Alchemical Connections in the UL: Jung and Eastern Alchemy

In my previous blog post, I examined a selection of the texts in the Bibliotheca Hermetica series, a recent addition to our catalogue. In this post, I wish to take a wider view of alchemy, and how the material connects people of different time periods. History is inherent to each manuscript, not only detailing the provenance and creation of each work, but also how the content shaped the lives of the people who read it. In this way, the collection of alchemical texts in the UL is a rich fabric of interwoven connections and textual interpretations, which spans centuries of academic understanding, creating almost a visual mind-map of human curiosity and giving the impetus to discover and learn more.

Carl Jung, circa 1935.

Carl Jung, circa 1935.

One particular example of how ideas interconnect across time, is Carl Jung, the Swiss 20th century psychiatrist, and The Secret of the Golden Flower (9840.b.17). Although psychology and alchemy may appear to be vastly different fields of enquiry, Jung’s approach to his specialism had a lot in common with the historical alchemists he researched. Like them, he was concerned with the unification of opposites, focusing primarily on the conscious and the unconscious, a theme he noted in a variety of Eastern archetypical images. Jung’s concept of individuation is also reminiscent of Western alchemical practices. In differentiating the self into conscious and unconscious elements, Jung was applying to psychology techniques which alchemists had applied to early approaches to natural science.

Example of meditative practice from The Secret of the Golden Flower.

Example of meditative practice from The Secret of the Golden Flower.

Jung’s interest in alchemy is most clearly demonstrated in his interest in the work mentioned above, The Secret of the Golden Flower. Jung was so inspired by what he read, that he went on to write the commentary for the 1929 German translation of the text. Written originally between 1688 and 1692 via a method known as Fuji or spirit-writing, The Secret of the Golden Flower described an Eastern branch of alchemy called Neidan (or internal alchemy), which used Taoist doctrine to prolong life and create an immortal spiritual body that would survive after death. Many of these practices are metaphorically reminiscent of Western Early Modern alchemical experiments; in Neidan the body is described as a Ding (鼎), a cauldron in which Essence (Jing), Breath (Qi), and Spirit (Shen) are cultivated. However, it was principally the Neidan focus on Xiu Dao or Taoist meditation which intrigued Jung, whose commentary often focused on Eastern philosophical efforts towards mental or internal self-improvement. In his commentary, Jung wrote “the Christian subordinates himself to the superior, divine person in expectation of His grace; but the Eastern man knows that redemption depends on the ‘work’ the individual does upon himself” (The Secret of the Golden Flower, a Chines book of life. Translated and explained by Richard Wilhelm, with a European commentary by C. G. Jung [Translated into English by Cary F. Baynes] page 134).
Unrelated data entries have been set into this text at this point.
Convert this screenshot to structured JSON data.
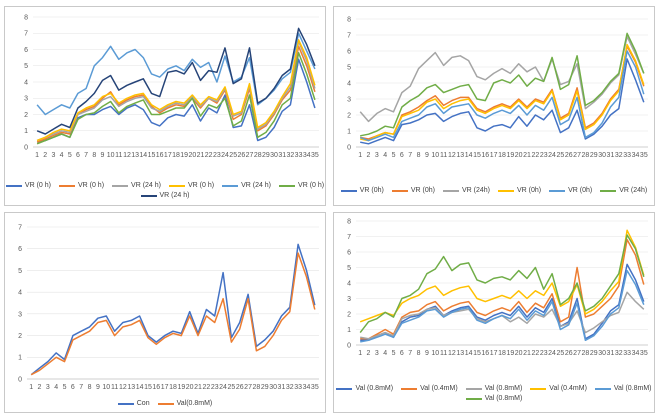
{
  "chart_data": [
    {
      "type": "line",
      "panel": "top-left",
      "title": "",
      "xlabel": "",
      "ylabel": "",
      "x": [
        1,
        2,
        3,
        4,
        5,
        6,
        7,
        8,
        9,
        10,
        11,
        12,
        13,
        14,
        15,
        16,
        17,
        18,
        19,
        20,
        21,
        22,
        23,
        24,
        25,
        26,
        27,
        28,
        29,
        30,
        31,
        32,
        33,
        34,
        35
      ],
      "ylim": [
        0,
        8
      ],
      "yticks": [
        0,
        1,
        2,
        3,
        4,
        5,
        6,
        7,
        8
      ],
      "grid": true,
      "legend_position": "bottom",
      "series": [
        {
          "name": "VR (0 h)",
          "color": "#4472c4",
          "values": [
            0.3,
            0.4,
            0.6,
            0.8,
            0.6,
            1.8,
            2.0,
            2.0,
            2.3,
            2.5,
            2.0,
            2.4,
            2.6,
            2.3,
            1.5,
            1.3,
            1.8,
            2.0,
            1.9,
            2.6,
            1.6,
            2.4,
            2.1,
            3.2,
            1.2,
            1.3,
            2.6,
            0.4,
            0.6,
            1.2,
            2.2,
            2.6,
            5.4,
            4.0,
            2.4
          ]
        },
        {
          "name": "VR (0 h)",
          "color": "#ed7d31",
          "values": [
            0.3,
            0.5,
            0.7,
            0.9,
            0.8,
            2.0,
            2.3,
            2.5,
            3.0,
            3.4,
            2.6,
            2.9,
            3.1,
            3.2,
            2.5,
            2.1,
            2.4,
            2.6,
            2.5,
            3.0,
            2.4,
            3.0,
            2.7,
            3.5,
            1.7,
            2.0,
            3.6,
            1.0,
            1.3,
            2.0,
            2.9,
            3.5,
            6.2,
            5.0,
            3.4
          ]
        },
        {
          "name": "VR (24 h)",
          "color": "#a5a5a5",
          "values": [
            0.4,
            0.6,
            0.8,
            1.0,
            0.9,
            2.0,
            2.2,
            2.4,
            2.9,
            3.1,
            2.5,
            2.8,
            3.0,
            3.1,
            2.4,
            2.2,
            2.5,
            2.7,
            2.6,
            3.1,
            2.5,
            3.0,
            2.8,
            3.6,
            1.9,
            2.1,
            3.8,
            1.1,
            1.4,
            2.1,
            3.0,
            3.7,
            6.5,
            5.3,
            3.6
          ]
        },
        {
          "name": "VR (0 h)",
          "color": "#ffc000",
          "values": [
            0.4,
            0.6,
            0.9,
            1.1,
            1.0,
            2.1,
            2.4,
            2.6,
            3.1,
            3.3,
            2.7,
            3.0,
            3.2,
            3.3,
            2.6,
            2.3,
            2.6,
            2.8,
            2.7,
            3.2,
            2.6,
            3.1,
            2.9,
            3.7,
            2.0,
            2.2,
            3.9,
            1.2,
            1.5,
            2.2,
            3.1,
            3.9,
            6.6,
            5.5,
            3.8
          ]
        },
        {
          "name": "VR (24 h)",
          "color": "#5b9bd5",
          "values": [
            2.6,
            2.0,
            2.3,
            2.6,
            2.4,
            3.3,
            3.6,
            5.0,
            5.5,
            6.2,
            5.4,
            5.8,
            6.0,
            5.5,
            4.5,
            4.3,
            4.8,
            5.0,
            4.7,
            5.4,
            4.9,
            5.2,
            4.0,
            5.6,
            4.0,
            4.3,
            5.5,
            2.6,
            3.0,
            3.5,
            4.2,
            4.6,
            7.0,
            5.9,
            4.8
          ]
        },
        {
          "name": "VR (0 h)",
          "color": "#70ad47",
          "values": [
            0.2,
            0.4,
            0.6,
            0.8,
            0.6,
            1.7,
            2.0,
            2.1,
            2.5,
            2.8,
            2.1,
            2.5,
            2.7,
            2.9,
            2.0,
            2.0,
            2.2,
            2.4,
            2.4,
            3.0,
            1.9,
            2.6,
            2.4,
            3.0,
            1.3,
            1.6,
            3.2,
            0.6,
            0.9,
            1.6,
            2.6,
            3.0,
            5.8,
            4.5,
            2.9
          ]
        },
        {
          "name": "VR (24 h)",
          "color": "#264478",
          "values": [
            1.0,
            0.8,
            1.1,
            1.4,
            1.2,
            2.4,
            2.8,
            3.3,
            4.1,
            4.4,
            3.5,
            3.8,
            4.0,
            4.2,
            3.3,
            3.1,
            4.6,
            4.7,
            4.5,
            5.2,
            4.1,
            4.7,
            4.6,
            6.1,
            3.9,
            4.2,
            6.1,
            2.7,
            3.0,
            3.6,
            4.4,
            4.8,
            7.3,
            6.3,
            5.0
          ]
        }
      ]
    },
    {
      "type": "line",
      "panel": "top-right",
      "title": "",
      "xlabel": "",
      "ylabel": "",
      "x": [
        1,
        2,
        3,
        4,
        5,
        6,
        7,
        8,
        9,
        10,
        11,
        12,
        13,
        14,
        15,
        16,
        17,
        18,
        19,
        20,
        21,
        22,
        23,
        24,
        25,
        26,
        27,
        28,
        29,
        30,
        31,
        32,
        33,
        34,
        35
      ],
      "ylim": [
        0,
        8
      ],
      "yticks": [
        0,
        1,
        2,
        3,
        4,
        5,
        6,
        7,
        8
      ],
      "grid": true,
      "legend_position": "bottom",
      "series": [
        {
          "name": "VR (0h)",
          "color": "#4472c4",
          "values": [
            0.3,
            0.2,
            0.4,
            0.6,
            0.4,
            1.4,
            1.5,
            1.7,
            2.0,
            2.1,
            1.6,
            1.9,
            2.1,
            2.2,
            1.2,
            1.0,
            1.3,
            1.4,
            1.2,
            1.9,
            1.3,
            2.0,
            1.7,
            2.3,
            0.9,
            1.2,
            2.3,
            0.5,
            0.8,
            1.3,
            2.0,
            2.4,
            5.5,
            4.2,
            2.8
          ]
        },
        {
          "name": "VR (0h)",
          "color": "#ed7d31",
          "values": [
            0.6,
            0.5,
            0.7,
            0.9,
            0.8,
            2.0,
            2.2,
            2.5,
            2.9,
            3.2,
            2.6,
            2.9,
            3.1,
            3.1,
            2.4,
            2.2,
            2.5,
            2.7,
            2.5,
            3.0,
            2.5,
            3.0,
            2.8,
            3.6,
            1.8,
            2.1,
            3.7,
            1.2,
            1.5,
            2.1,
            3.0,
            3.6,
            6.3,
            5.3,
            3.8
          ]
        },
        {
          "name": "VR (24h)",
          "color": "#a5a5a5",
          "values": [
            2.2,
            1.6,
            2.1,
            2.4,
            2.2,
            3.4,
            3.8,
            4.9,
            5.4,
            5.9,
            5.1,
            5.6,
            5.7,
            5.4,
            4.4,
            4.2,
            4.6,
            4.9,
            4.6,
            5.2,
            4.7,
            5.0,
            4.1,
            5.5,
            3.9,
            4.1,
            5.2,
            2.4,
            2.8,
            3.3,
            4.0,
            4.5,
            6.9,
            5.8,
            4.6
          ]
        },
        {
          "name": "VR (0h)",
          "color": "#ffc000",
          "values": [
            0.5,
            0.4,
            0.7,
            0.9,
            0.8,
            1.9,
            2.1,
            2.3,
            2.8,
            3.0,
            2.4,
            2.7,
            2.9,
            3.0,
            2.3,
            2.1,
            2.4,
            2.6,
            2.4,
            2.9,
            2.4,
            2.9,
            2.7,
            3.5,
            1.7,
            2.0,
            3.5,
            1.1,
            1.4,
            2.0,
            2.9,
            3.5,
            6.4,
            5.4,
            3.9
          ]
        },
        {
          "name": "VR (0h)",
          "color": "#5b9bd5",
          "values": [
            0.6,
            0.4,
            0.6,
            0.8,
            0.6,
            1.6,
            1.8,
            2.0,
            2.5,
            2.7,
            2.1,
            2.5,
            2.6,
            2.7,
            2.0,
            1.8,
            2.1,
            2.3,
            2.1,
            2.6,
            2.0,
            2.6,
            2.3,
            3.1,
            1.4,
            1.7,
            3.1,
            0.6,
            0.9,
            1.5,
            2.5,
            3.1,
            6.0,
            5.0,
            3.3
          ]
        },
        {
          "name": "VR (24h)",
          "color": "#70ad47",
          "values": [
            0.7,
            0.8,
            1.0,
            1.3,
            1.2,
            2.5,
            2.9,
            3.2,
            3.7,
            3.9,
            3.4,
            3.6,
            3.8,
            3.9,
            3.0,
            2.9,
            4.0,
            4.2,
            4.0,
            4.5,
            3.8,
            4.3,
            4.1,
            5.6,
            3.6,
            3.9,
            5.7,
            2.6,
            2.9,
            3.4,
            4.1,
            4.6,
            7.1,
            6.0,
            4.6
          ]
        }
      ]
    },
    {
      "type": "line",
      "panel": "bottom-left",
      "title": "",
      "xlabel": "",
      "ylabel": "",
      "x": [
        1,
        2,
        3,
        4,
        5,
        6,
        7,
        8,
        9,
        10,
        11,
        12,
        13,
        14,
        15,
        16,
        17,
        18,
        19,
        20,
        21,
        22,
        23,
        24,
        25,
        26,
        27,
        28,
        29,
        30,
        31,
        32,
        33,
        34,
        35
      ],
      "ylim": [
        0,
        7
      ],
      "yticks": [
        0,
        1,
        2,
        3,
        4,
        5,
        6,
        7
      ],
      "grid": true,
      "legend_position": "bottom",
      "series": [
        {
          "name": "Con",
          "color": "#4472c4",
          "values": [
            0.2,
            0.5,
            0.8,
            1.2,
            0.9,
            2.0,
            2.2,
            2.4,
            2.8,
            2.9,
            2.2,
            2.6,
            2.7,
            2.9,
            2.0,
            1.7,
            2.0,
            2.2,
            2.1,
            3.1,
            2.1,
            3.2,
            2.9,
            4.9,
            1.9,
            2.6,
            3.9,
            1.5,
            1.8,
            2.2,
            2.9,
            3.3,
            6.2,
            5.0,
            3.4
          ]
        },
        {
          "name": "Val(0.8mM)",
          "color": "#ed7d31",
          "values": [
            0.2,
            0.4,
            0.7,
            1.0,
            0.8,
            1.8,
            2.0,
            2.2,
            2.6,
            2.7,
            2.0,
            2.4,
            2.5,
            2.7,
            1.9,
            1.6,
            1.9,
            2.1,
            2.0,
            2.9,
            2.0,
            2.9,
            2.6,
            3.7,
            1.7,
            2.3,
            3.7,
            1.3,
            1.5,
            2.0,
            2.7,
            3.1,
            5.8,
            4.7,
            3.2
          ]
        }
      ]
    },
    {
      "type": "line",
      "panel": "bottom-right",
      "title": "",
      "xlabel": "",
      "ylabel": "",
      "x": [
        1,
        2,
        3,
        4,
        5,
        6,
        7,
        8,
        9,
        10,
        11,
        12,
        13,
        14,
        15,
        16,
        17,
        18,
        19,
        20,
        21,
        22,
        23,
        24,
        25,
        26,
        27,
        28,
        29,
        30,
        31,
        32,
        33,
        34,
        35
      ],
      "ylim": [
        0,
        8
      ],
      "yticks": [
        0,
        1,
        2,
        3,
        4,
        5,
        6,
        7,
        8
      ],
      "grid": true,
      "legend_position": "bottom",
      "series": [
        {
          "name": "Val (0.8mM)",
          "color": "#4472c4",
          "values": [
            0.3,
            0.3,
            0.6,
            0.8,
            0.5,
            1.5,
            1.8,
            1.9,
            2.3,
            2.5,
            1.9,
            2.2,
            2.4,
            2.5,
            1.8,
            1.6,
            1.9,
            2.1,
            1.9,
            2.5,
            1.8,
            2.4,
            2.1,
            3.0,
            1.2,
            1.5,
            3.0,
            0.4,
            0.7,
            1.4,
            2.2,
            2.6,
            5.2,
            4.2,
            2.8
          ]
        },
        {
          "name": "Val (0.4mM)",
          "color": "#ed7d31",
          "values": [
            0.4,
            0.4,
            0.7,
            1.0,
            0.7,
            1.8,
            2.1,
            2.2,
            2.6,
            2.8,
            2.2,
            2.5,
            2.7,
            2.8,
            2.1,
            1.9,
            2.2,
            2.4,
            2.2,
            2.8,
            2.1,
            2.7,
            2.4,
            3.3,
            1.5,
            1.8,
            5.0,
            1.8,
            2.0,
            2.5,
            3.0,
            3.8,
            6.8,
            5.8,
            3.9
          ]
        },
        {
          "name": "Val (0.8mM)",
          "color": "#a5a5a5",
          "values": [
            0.5,
            0.4,
            0.6,
            0.8,
            0.6,
            1.7,
            1.9,
            2.0,
            2.3,
            2.4,
            1.9,
            2.1,
            2.2,
            2.3,
            1.7,
            1.5,
            1.7,
            1.9,
            1.5,
            1.8,
            1.4,
            2.0,
            1.8,
            2.3,
            1.2,
            1.4,
            2.2,
            0.8,
            1.1,
            1.5,
            1.9,
            2.1,
            3.4,
            2.8,
            2.3
          ]
        },
        {
          "name": "Val (0.4mM)",
          "color": "#ffc000",
          "values": [
            1.5,
            1.7,
            1.9,
            2.1,
            1.9,
            2.7,
            3.0,
            3.2,
            3.6,
            3.8,
            3.2,
            3.5,
            3.7,
            3.8,
            3.0,
            2.8,
            3.0,
            3.2,
            3.0,
            3.5,
            3.0,
            3.5,
            3.2,
            4.0,
            2.5,
            2.8,
            3.9,
            2.0,
            2.3,
            2.8,
            3.5,
            4.1,
            7.4,
            6.3,
            4.5
          ]
        },
        {
          "name": "Val (0.8mM)",
          "color": "#5b9bd5",
          "values": [
            0.2,
            0.3,
            0.5,
            0.7,
            0.5,
            1.4,
            1.6,
            1.8,
            2.2,
            2.3,
            1.8,
            2.1,
            2.3,
            2.4,
            1.6,
            1.4,
            1.7,
            1.9,
            1.7,
            2.3,
            1.6,
            2.2,
            1.9,
            2.8,
            1.0,
            1.3,
            2.7,
            0.3,
            0.6,
            1.2,
            2.0,
            2.4,
            4.8,
            3.9,
            2.6
          ]
        },
        {
          "name": "Val (0.8mM)",
          "color": "#70ad47",
          "values": [
            0.8,
            1.5,
            1.7,
            2.1,
            1.8,
            3.0,
            3.2,
            3.6,
            4.6,
            4.9,
            5.7,
            4.8,
            5.2,
            5.3,
            4.2,
            4.0,
            4.3,
            4.4,
            4.2,
            4.8,
            4.3,
            5.0,
            3.6,
            4.6,
            2.6,
            3.0,
            4.0,
            2.2,
            2.5,
            3.0,
            3.8,
            4.6,
            7.1,
            6.2,
            4.4
          ]
        }
      ]
    }
  ]
}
A mandala designed and illustrated by Jung.

A mandala designed and illustrated by Jung.

Jung went on to write several books detailing his approaches to various forms of alchemy. One particularly noted work is Mysterium Coniunctionis or “An Inquiry into the Separation and Synthesis of Psychic Opposites in Alchemy” (196.c.97.1773). In it he sought to demonstrate that several traits of modern man were prefigured in alchemical processes, among them the symbology behind dreaming. Jung saw the way that Western alchemists included Greek or Roman deities in their experiments as projections of their fantasies or enduring beliefs, turning their quest for knowledge into a collective dream. What made it of consistent importance to Jung, however, was that this dream, being one dreamed by our ancestors, is rooted in the psyche we in the West have had passed down to us. Jung saw this in himself, as he inherited ideas about individual differentiation from 17th century Chinese philosophers.

It is this enduring web (which Jung might label a dream) of interconnecting ideas and knowledge patterns which interests me, as the texts remaining from that time tell, not only what their authors believed (or dreamt), but also the history of where they learned, and who taught them to do so. Even today, we are still rediscovering knowledge to advance our understanding of the world and people around us, making Jung’s assertion that “the world of alchemical symbols does not belong to the rubbish heap of the past, but stands in a very real and living relationship to our most recent discoveries” increasingly more pertinent (Mysterium Coniunctionis; An Inquiry into the Separation and Synthesis of Psychic Opposites in Alchemy C. G. Jung, abstract, Page 2).